We have shown that the number of disconnected water clusters is a straight-forward index of connectivity in this study. However, generally, this index does not make use of other available information about the catchment’s state or complexity. Normalizing the index by the wet surface area, for example, may potentially help to distinguish between different catchment states. Such a normalized index would behave differently for the beginning of a rainfall event—wet surface area is small but extending—and the end of the rainfall event—wet surface area is large but decreasing. Shannon’s entropy index64 is an alternative index that gives a measure of inner complexity of a system, including flow complexity28 and could be linked to aggregated signatures for additional insights. Linking the catchment’s hydrological connectivity to its aggregated discharge could be used to develop physics-informed systems approaches that account for the hydrological system’s internal state more accurately than current approaches. The dynamics of a suitable index of hydrological connectivity could then be used to define the relation between input and output of the system. While beyond the scope of this work, this would allow to conceptually account for spatially distributed hydrological response in so-called lumped hydrological models.

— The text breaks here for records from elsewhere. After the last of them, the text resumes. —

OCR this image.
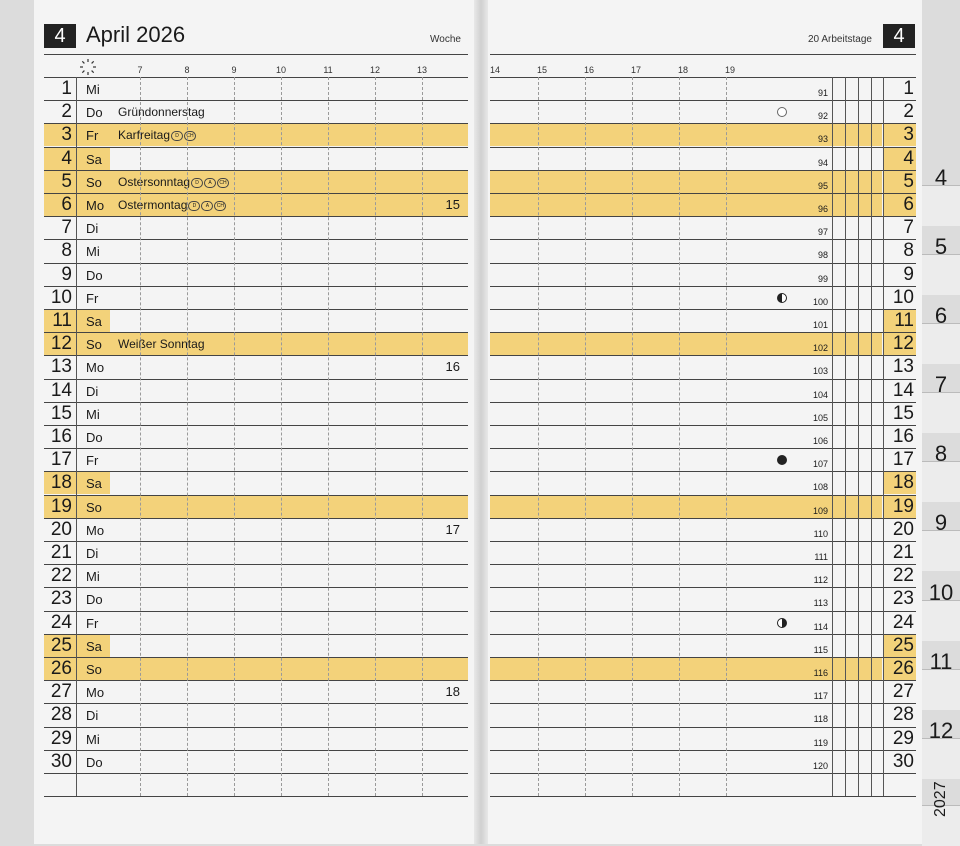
4 April 2026	Woche	20 Arbeitstage	4
7	8	9	10	11	12	13	14	15	16	17	18	19
1 Mi	91	1
2 Do Gründonnerstag	92	2
3 Fr Karfreitag D CH	93	3
4 Sa	94	4
5 So Ostersonntag D A CH	95	5
6 Mo Ostermontag D A CH	15	96	6
7 Di	97	7
8 Mi	98	8
9 Do	99	9
10 Fr	100	10
11 Sa	101	11
12 So Weißer Sonntag	102	12
13 Mo	16	103	13
14 Di	104	14
15 Mi	105	15
16 Do	106	16
17 Fr	107	17
18 Sa	108	18
19 So	109	19
20 Mo	17	110	20
21 Di	111	21
22 Mi	112	22
23 Do	113	23
24 Fr	114	24
25 Sa	115	25
26 So	116	26
27 Mo	18	117	27
28 Di	118	28
29 Mi	119	29
30 Do	120	30
4
5
6
7
8
9
10
11
12
2027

In terms of hydrograph analysis, the KGE is found to detect the discrepancy in the base flow better than the NSE, which is in agreement with the literature58. Depending on the aim of the study, it may be seen as beneficial that changes in connectivity do not affect the aggregated hydrograph, however, the correct representation of connectivity may be significant when modelling morphodynamics, ecological processes, or (bio)geochemistry9,11,65,66,67. A promising development in linking distributed and aggregated hydrological responses is the use of stable water isotope-based modeling approaches68,69,70, which allow constructing a more precise relationship between spatiotemporal distributions and the hydrograph that can be directly supported by field measurements71,72.